LE MONDE des enfants nés sous X a été chamboulé par un arrêt de la Cour de cassation du 7 avril. La haute juridiction, appelée à se prononcer sur la place du père dans l’institution de l’accouchement sous X, a reconnu, ce jour-là, Philippe Peter, 43 ans, comme le père de Benjamin né sous X le 14 mai 2000. Cette première mondiale s’explique par le fait que Philippe Peter s’est rendu à la mairie de Lutterbach (Haut-Rhin) pour déclarer, avant même l’accouchement, que l’enfant à naître était le sien, précise la cour.
«Lors de l’accouchement, la mère peut demander que le secret de son identité soit préservé», stipule le code civil. Ce qui signifie qu’il n’existe aucune filiation légale pour un enfant né sous X. Toutefois, depuis 2002, l’enfant est autorisé à demander au Conseil national pour l’accès aux origines personnelles la levée du secret entourant sa naissance, si la mère ne s’y oppose pas. En quatre ans, sur 2 450 démarches en ce sens, 500 enfants ont retrouvé leur mère. Dorénavant, le père aussi détient la clé de la filiation, mais seulement s’il se rend à la mairie avant l’accouchement.
L’adoption annulée.
L’affaire Peter-Benjamin n’était pourtant pas des plus simples. Philippe Peter ne savait rien ni du lieu ni de la date de la naissance. Une enquête de sept mois lui apprend que Benjamin, porteur du VIH et victime de la dépression du nourrisson, a été confié à l’âge de 3 mois à un couple de médecins en vue d’une adoption. Après cinq années de combat la justice lui a donné raison.

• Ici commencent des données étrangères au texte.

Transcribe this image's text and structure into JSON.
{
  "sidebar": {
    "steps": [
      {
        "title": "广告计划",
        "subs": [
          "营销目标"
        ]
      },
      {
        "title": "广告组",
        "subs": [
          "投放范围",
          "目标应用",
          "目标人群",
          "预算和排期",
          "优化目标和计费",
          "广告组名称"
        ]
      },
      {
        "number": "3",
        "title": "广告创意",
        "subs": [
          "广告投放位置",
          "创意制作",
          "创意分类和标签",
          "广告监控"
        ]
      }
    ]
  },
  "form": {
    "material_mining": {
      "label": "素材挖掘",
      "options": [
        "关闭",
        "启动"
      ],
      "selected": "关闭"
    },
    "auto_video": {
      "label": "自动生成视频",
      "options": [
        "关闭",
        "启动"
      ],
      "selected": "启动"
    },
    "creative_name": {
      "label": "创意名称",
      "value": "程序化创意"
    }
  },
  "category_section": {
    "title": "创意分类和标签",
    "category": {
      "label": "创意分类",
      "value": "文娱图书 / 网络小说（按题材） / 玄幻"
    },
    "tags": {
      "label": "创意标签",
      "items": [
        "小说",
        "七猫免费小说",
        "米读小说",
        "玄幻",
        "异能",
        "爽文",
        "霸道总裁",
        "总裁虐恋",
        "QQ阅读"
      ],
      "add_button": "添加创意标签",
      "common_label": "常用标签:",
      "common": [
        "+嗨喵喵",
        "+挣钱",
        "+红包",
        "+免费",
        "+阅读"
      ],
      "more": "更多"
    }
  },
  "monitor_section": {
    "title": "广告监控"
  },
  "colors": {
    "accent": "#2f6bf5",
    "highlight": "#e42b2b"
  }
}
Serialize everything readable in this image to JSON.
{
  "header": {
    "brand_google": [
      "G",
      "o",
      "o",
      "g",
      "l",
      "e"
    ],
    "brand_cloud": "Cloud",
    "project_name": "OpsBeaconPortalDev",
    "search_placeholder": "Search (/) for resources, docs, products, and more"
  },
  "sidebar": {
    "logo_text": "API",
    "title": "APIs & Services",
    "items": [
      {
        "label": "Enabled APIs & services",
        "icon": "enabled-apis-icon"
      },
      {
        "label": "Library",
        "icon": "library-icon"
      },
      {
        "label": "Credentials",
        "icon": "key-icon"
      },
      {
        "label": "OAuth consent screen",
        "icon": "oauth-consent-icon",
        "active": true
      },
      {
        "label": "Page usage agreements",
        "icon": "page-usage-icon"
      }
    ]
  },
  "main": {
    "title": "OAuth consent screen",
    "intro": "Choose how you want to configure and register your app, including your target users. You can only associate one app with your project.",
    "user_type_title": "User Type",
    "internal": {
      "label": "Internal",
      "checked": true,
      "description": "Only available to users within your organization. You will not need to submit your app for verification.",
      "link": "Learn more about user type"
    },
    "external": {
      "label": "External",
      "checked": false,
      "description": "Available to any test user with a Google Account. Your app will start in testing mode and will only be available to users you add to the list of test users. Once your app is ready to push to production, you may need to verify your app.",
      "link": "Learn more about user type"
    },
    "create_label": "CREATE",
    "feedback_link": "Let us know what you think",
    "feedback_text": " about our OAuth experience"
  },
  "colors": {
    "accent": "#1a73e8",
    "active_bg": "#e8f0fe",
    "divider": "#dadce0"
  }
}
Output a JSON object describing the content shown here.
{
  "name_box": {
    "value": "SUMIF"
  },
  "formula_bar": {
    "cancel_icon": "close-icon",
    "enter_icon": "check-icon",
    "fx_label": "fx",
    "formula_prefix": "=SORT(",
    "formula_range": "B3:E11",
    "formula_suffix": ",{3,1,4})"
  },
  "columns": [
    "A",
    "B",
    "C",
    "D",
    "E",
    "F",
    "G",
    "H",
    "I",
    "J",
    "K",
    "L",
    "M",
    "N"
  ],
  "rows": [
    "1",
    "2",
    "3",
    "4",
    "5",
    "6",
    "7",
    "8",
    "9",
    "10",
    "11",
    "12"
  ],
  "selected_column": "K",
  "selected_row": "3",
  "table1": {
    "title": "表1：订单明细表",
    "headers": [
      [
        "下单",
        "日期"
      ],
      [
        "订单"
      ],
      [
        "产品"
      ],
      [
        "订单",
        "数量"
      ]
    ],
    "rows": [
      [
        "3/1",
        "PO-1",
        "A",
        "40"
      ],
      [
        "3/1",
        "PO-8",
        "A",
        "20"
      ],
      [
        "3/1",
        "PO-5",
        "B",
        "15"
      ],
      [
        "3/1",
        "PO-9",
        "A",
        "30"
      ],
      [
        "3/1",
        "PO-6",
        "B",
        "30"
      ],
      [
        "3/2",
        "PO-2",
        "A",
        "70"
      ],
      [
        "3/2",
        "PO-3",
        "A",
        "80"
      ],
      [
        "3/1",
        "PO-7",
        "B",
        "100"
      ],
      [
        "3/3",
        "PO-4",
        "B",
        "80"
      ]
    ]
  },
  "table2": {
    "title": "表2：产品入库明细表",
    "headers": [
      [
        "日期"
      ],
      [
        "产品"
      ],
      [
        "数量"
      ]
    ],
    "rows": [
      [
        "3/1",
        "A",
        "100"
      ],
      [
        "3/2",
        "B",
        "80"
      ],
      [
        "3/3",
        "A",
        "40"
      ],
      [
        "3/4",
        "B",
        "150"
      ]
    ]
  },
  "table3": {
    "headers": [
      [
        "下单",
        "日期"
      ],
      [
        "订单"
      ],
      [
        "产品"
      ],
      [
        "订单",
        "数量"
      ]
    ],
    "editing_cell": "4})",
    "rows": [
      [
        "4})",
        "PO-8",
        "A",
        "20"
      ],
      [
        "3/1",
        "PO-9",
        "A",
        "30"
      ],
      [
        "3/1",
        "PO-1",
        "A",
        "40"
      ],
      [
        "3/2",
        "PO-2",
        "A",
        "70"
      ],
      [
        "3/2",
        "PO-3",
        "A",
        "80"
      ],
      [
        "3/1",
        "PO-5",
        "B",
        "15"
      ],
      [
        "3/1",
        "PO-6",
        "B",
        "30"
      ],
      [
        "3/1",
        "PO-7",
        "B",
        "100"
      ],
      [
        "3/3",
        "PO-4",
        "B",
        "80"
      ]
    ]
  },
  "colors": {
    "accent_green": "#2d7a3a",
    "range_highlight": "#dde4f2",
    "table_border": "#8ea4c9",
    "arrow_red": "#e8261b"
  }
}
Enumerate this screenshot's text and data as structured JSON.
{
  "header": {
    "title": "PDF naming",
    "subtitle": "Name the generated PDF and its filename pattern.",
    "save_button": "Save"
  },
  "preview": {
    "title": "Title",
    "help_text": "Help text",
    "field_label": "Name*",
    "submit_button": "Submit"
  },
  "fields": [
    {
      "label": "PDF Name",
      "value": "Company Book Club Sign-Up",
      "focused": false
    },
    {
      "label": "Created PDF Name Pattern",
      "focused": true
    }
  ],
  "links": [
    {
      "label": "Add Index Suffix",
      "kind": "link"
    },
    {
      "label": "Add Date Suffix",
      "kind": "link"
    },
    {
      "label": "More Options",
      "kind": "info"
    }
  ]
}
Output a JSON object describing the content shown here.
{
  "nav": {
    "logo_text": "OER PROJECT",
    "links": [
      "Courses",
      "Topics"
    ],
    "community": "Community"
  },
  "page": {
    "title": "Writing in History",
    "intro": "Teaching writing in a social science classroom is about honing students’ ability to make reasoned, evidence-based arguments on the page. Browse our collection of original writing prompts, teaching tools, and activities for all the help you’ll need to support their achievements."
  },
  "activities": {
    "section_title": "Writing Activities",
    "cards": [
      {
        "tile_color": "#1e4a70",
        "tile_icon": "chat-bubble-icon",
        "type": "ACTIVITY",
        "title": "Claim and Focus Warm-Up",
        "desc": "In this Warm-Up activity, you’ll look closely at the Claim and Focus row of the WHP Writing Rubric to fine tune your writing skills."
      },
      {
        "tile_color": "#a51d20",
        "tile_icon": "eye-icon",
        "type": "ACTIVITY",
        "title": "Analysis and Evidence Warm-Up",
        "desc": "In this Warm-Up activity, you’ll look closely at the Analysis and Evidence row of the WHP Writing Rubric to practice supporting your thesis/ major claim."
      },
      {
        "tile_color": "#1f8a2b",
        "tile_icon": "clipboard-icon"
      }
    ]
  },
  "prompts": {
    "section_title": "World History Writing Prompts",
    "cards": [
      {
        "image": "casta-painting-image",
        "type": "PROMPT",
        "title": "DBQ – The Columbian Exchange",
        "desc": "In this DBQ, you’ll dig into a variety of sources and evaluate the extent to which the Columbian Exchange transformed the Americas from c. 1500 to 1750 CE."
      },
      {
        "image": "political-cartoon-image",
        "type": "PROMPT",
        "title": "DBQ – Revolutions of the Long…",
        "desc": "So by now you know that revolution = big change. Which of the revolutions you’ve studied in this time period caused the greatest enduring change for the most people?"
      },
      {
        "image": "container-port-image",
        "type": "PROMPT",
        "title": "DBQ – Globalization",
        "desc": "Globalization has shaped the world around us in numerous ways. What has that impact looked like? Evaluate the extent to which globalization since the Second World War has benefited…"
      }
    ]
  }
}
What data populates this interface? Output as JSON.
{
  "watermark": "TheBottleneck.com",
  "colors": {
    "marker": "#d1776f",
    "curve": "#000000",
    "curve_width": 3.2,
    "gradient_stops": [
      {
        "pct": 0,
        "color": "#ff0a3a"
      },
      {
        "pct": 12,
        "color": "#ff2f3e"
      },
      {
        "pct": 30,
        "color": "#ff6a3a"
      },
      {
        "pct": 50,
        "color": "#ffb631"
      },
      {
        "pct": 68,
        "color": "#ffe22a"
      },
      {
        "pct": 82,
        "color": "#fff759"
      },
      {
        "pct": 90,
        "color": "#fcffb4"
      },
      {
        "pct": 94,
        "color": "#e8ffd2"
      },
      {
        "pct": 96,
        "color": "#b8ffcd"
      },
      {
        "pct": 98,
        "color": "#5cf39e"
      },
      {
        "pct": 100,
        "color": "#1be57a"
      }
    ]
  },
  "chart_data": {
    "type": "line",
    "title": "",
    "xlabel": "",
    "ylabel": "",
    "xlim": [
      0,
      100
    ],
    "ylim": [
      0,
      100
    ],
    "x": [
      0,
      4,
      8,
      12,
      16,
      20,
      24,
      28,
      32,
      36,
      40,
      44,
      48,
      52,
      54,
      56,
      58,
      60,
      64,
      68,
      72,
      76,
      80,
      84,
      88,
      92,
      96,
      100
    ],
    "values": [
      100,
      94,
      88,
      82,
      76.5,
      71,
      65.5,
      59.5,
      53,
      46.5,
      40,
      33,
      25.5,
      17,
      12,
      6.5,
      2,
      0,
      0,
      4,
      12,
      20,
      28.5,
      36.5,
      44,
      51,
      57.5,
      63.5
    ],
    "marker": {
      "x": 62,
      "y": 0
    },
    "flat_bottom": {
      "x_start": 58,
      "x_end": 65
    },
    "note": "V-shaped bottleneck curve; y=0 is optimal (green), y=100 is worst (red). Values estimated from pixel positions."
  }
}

«La reconnaissance prénatale avait établi la filiation paternelle de l’enfant avec effet le jour de sa naissance, de sorte que le conseil de famille des pupilles de l’Etat, informé de cette reconnaissance, ne pouvait plus (...) consentir valablement à l’adoption, ce qui relevait du seul pouvoir de son père naturel», affirme la chambre civile de la Cour de cassation. De son côté, la cour d’appel de Reims devrait annuler, dans les prochains mois, la procédure d’adoption afin d’établir la filiation entre Benjamin et Philippe Peter.
Au total, l’arrêt révolutionnaire du 7 avril 2006 entrouvre la porte de la filiation d’enfants nés sous X à certains pères, tandis que la mère y perd son anonymat. Qui, en effet, sera habilité à interdire au géniteur le droit de révéler le nom de la mère à sa fille ou à son fils, à moins que le législateur ne s’empare de ce nouveau vide juridique ?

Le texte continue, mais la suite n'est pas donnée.